A reação dos índios foi, então, semente da Cabanagem geral. Quando Guaimiaba cometeu o assalto suicida ao Presépio, atual forte do Castelo; para vingar a escravidão da sua gente por falsos amigos e aliados. Ele morreu em luta e ressuscitou nas crenças amazônicas e na cultura popular, onde o tremendão tupinambá é uma metáfora de altos decibéis eletrônicos nas noitadas da periferia de Belém.



Desde então, o conflito entre colonizadores e colonizados na Amazônia foi crescendo, com fluxos e refluxos, até o segundo grande estouro, ápice nervoso do choque colonial, a 7 de janeiro de 1835. Quando descendentes dos “Ajuricabas” e “Nheengaíbas” ajudados por filhos da Guiné e de Angola não suportaram mais humilhações de séculos de escravidão. Como se, subitamente, os cabanos tivessem entrando em furioso transe, rompendo violentamente as amarras para vingar a perseguição e morte do líder  cônego Batista Campos.

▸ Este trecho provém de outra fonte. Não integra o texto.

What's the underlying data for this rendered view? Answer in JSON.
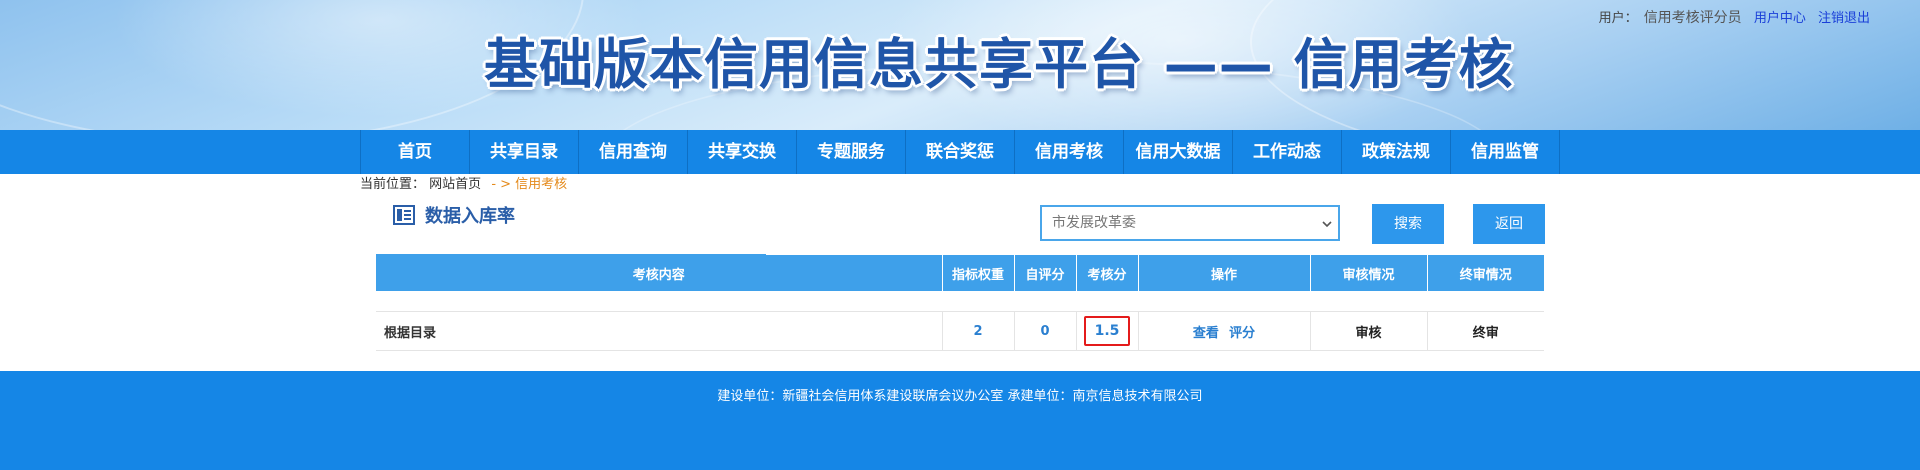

Agora a terceira onda da Cabanagem transcorre em patamar histórico superior da luta para inclusão social e plena Cidadania. A via pacífica da democracia participativa é, portanto, caminho de libertação das populações  das palafitas. Combatentes amazônidas que Basílio de Magalhães comparou aos rebeldes das cabanas de Alagoas, donde veio o nome de “cabanada” ou “cabanagem” no Pará. A Carta Magna de 1988, depois de outro período de retrocesso, estabeleceu roteiro para emancipação do povão, que hoje precisa acelerar a marcha como nunca antes neste pais. Para o bem de gregos e troianos.